In “Repository dal mondo #1” abbiamo parlato di: Programmazione web

KRACK: il WiFi non è più sicuro

Avrete sicuramente sentito parlare dell’attacco che ha sconvolto il web [NON È UNO SCHERZO…. FINITO MALE] e che ha dichiarato il protocollo di sicurezza WPA2 non sicuro: Il KRACK (Key Reinstallation Attack). Si tratta di un attacco reso pubblico nell’ottobre di quest’anno da Mathy Vanhoef e Frank Piessens, che sfrutta i difetti di implementazione nei protocolli di crittografia per reinstallare una chiave già utilizzata. I due ricercatori hanno pubblicato su GitHub la repository contenente il tool da loro utilizzato, contenente tutta la documentazione necessaria.

Se gradite ulteriori approfondimenti, vi rimando al sito ufficiale dell’attacco.

Bruteforcer per pagine di login

Probabilmente alcuni di voi avranno dei blog, magari basati su wordpress o altri CMS, che naturalmente disporranno di una pagina di login per accedere alla gestione back-end del sito. Blazy è un tool che permette di trovare vulnerabilità (CSFR, Clickjacking, ecc..), ma è anche un bruteforcer per pagine di login.

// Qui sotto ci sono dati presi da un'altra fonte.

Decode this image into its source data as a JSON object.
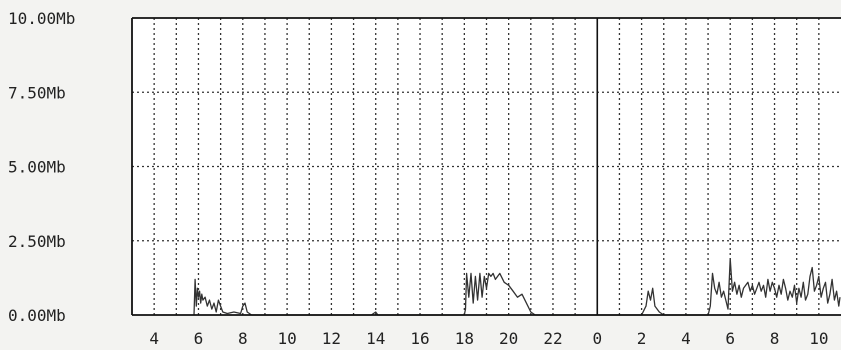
{
  "chart_data": {
    "type": "line",
    "title": "",
    "xlabel": "",
    "ylabel": "",
    "y_unit": "Mb",
    "ylim": [
      0,
      10
    ],
    "y_ticks": [
      "0.00Mb",
      "2.50Mb",
      "5.00Mb",
      "7.50Mb",
      "10.00Mb"
    ],
    "y_tick_values": [
      0,
      2.5,
      5,
      7.5,
      10
    ],
    "x_ticks": [
      "4",
      "6",
      "8",
      "10",
      "12",
      "14",
      "16",
      "18",
      "20",
      "22",
      "0",
      "2",
      "4",
      "6",
      "8",
      "10"
    ],
    "x_range_hours": [
      3,
      35
    ],
    "day_boundary_hour": 24,
    "grid": "dotted",
    "colors": {
      "line": "#333333",
      "frame": "#111111",
      "background": "#ffffff",
      "page": "#f3f3f1"
    },
    "series": [
      {
        "values": [
          [
            5.8,
            0
          ],
          [
            5.85,
            1.2
          ],
          [
            5.9,
            0.3
          ],
          [
            5.95,
            0.9
          ],
          [
            6.0,
            0.6
          ],
          [
            6.05,
            0.8
          ],
          [
            6.1,
            0.4
          ],
          [
            6.15,
            0.7
          ],
          [
            6.2,
            0.5
          ],
          [
            6.3,
            0.6
          ],
          [
            6.4,
            0.3
          ],
          [
            6.5,
            0.5
          ],
          [
            6.6,
            0.2
          ],
          [
            6.7,
            0.4
          ],
          [
            6.8,
            0.1
          ],
          [
            6.9,
            0.5
          ],
          [
            7.0,
            0.3
          ],
          [
            7.1,
            0.1
          ],
          [
            7.3,
            0.05
          ],
          [
            7.6,
            0.1
          ],
          [
            7.9,
            0.05
          ],
          [
            8.0,
            0.3
          ],
          [
            8.1,
            0.4
          ],
          [
            8.2,
            0.1
          ],
          [
            8.4,
            0.0
          ],
          [
            12.0,
            0.0
          ],
          [
            13.8,
            0.0
          ],
          [
            14.0,
            0.1
          ],
          [
            14.1,
            0.0
          ],
          [
            18.0,
            0.0
          ],
          [
            18.05,
            0.2
          ],
          [
            18.1,
            1.4
          ],
          [
            18.2,
            0.6
          ],
          [
            18.3,
            1.4
          ],
          [
            18.4,
            0.4
          ],
          [
            18.5,
            1.3
          ],
          [
            18.6,
            0.5
          ],
          [
            18.7,
            1.4
          ],
          [
            18.8,
            0.6
          ],
          [
            18.9,
            1.3
          ],
          [
            19.0,
            0.9
          ],
          [
            19.1,
            1.4
          ],
          [
            19.2,
            1.3
          ],
          [
            19.3,
            1.4
          ],
          [
            19.4,
            1.2
          ],
          [
            19.6,
            1.4
          ],
          [
            19.8,
            1.1
          ],
          [
            20.0,
            1.0
          ],
          [
            20.2,
            0.8
          ],
          [
            20.4,
            0.6
          ],
          [
            20.6,
            0.7
          ],
          [
            20.8,
            0.4
          ],
          [
            21.0,
            0.1
          ],
          [
            21.2,
            0.0
          ],
          [
            26.0,
            0.0
          ],
          [
            26.2,
            0.3
          ],
          [
            26.3,
            0.8
          ],
          [
            26.4,
            0.5
          ],
          [
            26.5,
            0.9
          ],
          [
            26.6,
            0.3
          ],
          [
            26.8,
            0.1
          ],
          [
            27.0,
            0.0
          ],
          [
            29.0,
            0.0
          ],
          [
            29.1,
            0.3
          ],
          [
            29.2,
            1.4
          ],
          [
            29.3,
            0.9
          ],
          [
            29.4,
            0.7
          ],
          [
            29.5,
            1.1
          ],
          [
            29.6,
            0.6
          ],
          [
            29.7,
            0.8
          ],
          [
            29.8,
            0.5
          ],
          [
            29.9,
            0.2
          ],
          [
            30.0,
            1.9
          ],
          [
            30.1,
            0.8
          ],
          [
            30.2,
            1.1
          ],
          [
            30.3,
            0.7
          ],
          [
            30.4,
            1.0
          ],
          [
            30.5,
            0.6
          ],
          [
            30.6,
            0.9
          ],
          [
            30.7,
            1.0
          ],
          [
            30.8,
            1.1
          ],
          [
            30.9,
            0.8
          ],
          [
            31.0,
            1.0
          ],
          [
            31.1,
            0.7
          ],
          [
            31.2,
            0.9
          ],
          [
            31.3,
            1.1
          ],
          [
            31.4,
            0.8
          ],
          [
            31.5,
            1.0
          ],
          [
            31.6,
            0.6
          ],
          [
            31.7,
            1.2
          ],
          [
            31.8,
            0.8
          ],
          [
            31.9,
            1.1
          ],
          [
            32.0,
            0.9
          ],
          [
            32.1,
            0.6
          ],
          [
            32.2,
            1.0
          ],
          [
            32.3,
            0.7
          ],
          [
            32.4,
            1.2
          ],
          [
            32.5,
            0.9
          ],
          [
            32.6,
            0.5
          ],
          [
            32.7,
            0.8
          ],
          [
            32.8,
            0.6
          ],
          [
            32.9,
            1.0
          ],
          [
            33.0,
            0.4
          ],
          [
            33.1,
            0.9
          ],
          [
            33.2,
            0.6
          ],
          [
            33.3,
            1.1
          ],
          [
            33.4,
            0.5
          ],
          [
            33.5,
            0.7
          ],
          [
            33.6,
            1.3
          ],
          [
            33.7,
            1.6
          ],
          [
            33.8,
            0.8
          ],
          [
            33.9,
            1.0
          ],
          [
            34.0,
            1.3
          ],
          [
            34.1,
            0.6
          ],
          [
            34.2,
            0.9
          ],
          [
            34.3,
            1.1
          ],
          [
            34.4,
            0.4
          ],
          [
            34.5,
            0.7
          ],
          [
            34.6,
            1.2
          ],
          [
            34.7,
            0.5
          ],
          [
            34.8,
            0.8
          ],
          [
            34.9,
            0.3
          ],
          [
            35.0,
            0.6
          ]
        ]
      }
    ]
  }
}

Attenzione: utilizzare questo tool esclusivamente per testare vulnerabilità di siti, di cui abbiate l’autorizzazione per farlo.

  • Blazy, di UltimateHackers

Tutto quello che dovrete fare è selezionare l’URL target e Blazy farà il resto per voi.

Non pubblicare mai nessuna password!

Molte volte è possibile che all’interno del codice o nei file del progetto a cui state lavorando, siano incluse anche informazioni confidenziali, quali password o altre credenziali. In particolare questo è ancora più un problema se il progetto è condiviso o viene usato git come strumento di versioning Il tool che vi consigliamo oggi, vi permetterà, definendo determinati regular pattern, di escludere dai vostri commit qualsiasi tipo di segreto, che non dovrebbe chiaramente essere divulgato.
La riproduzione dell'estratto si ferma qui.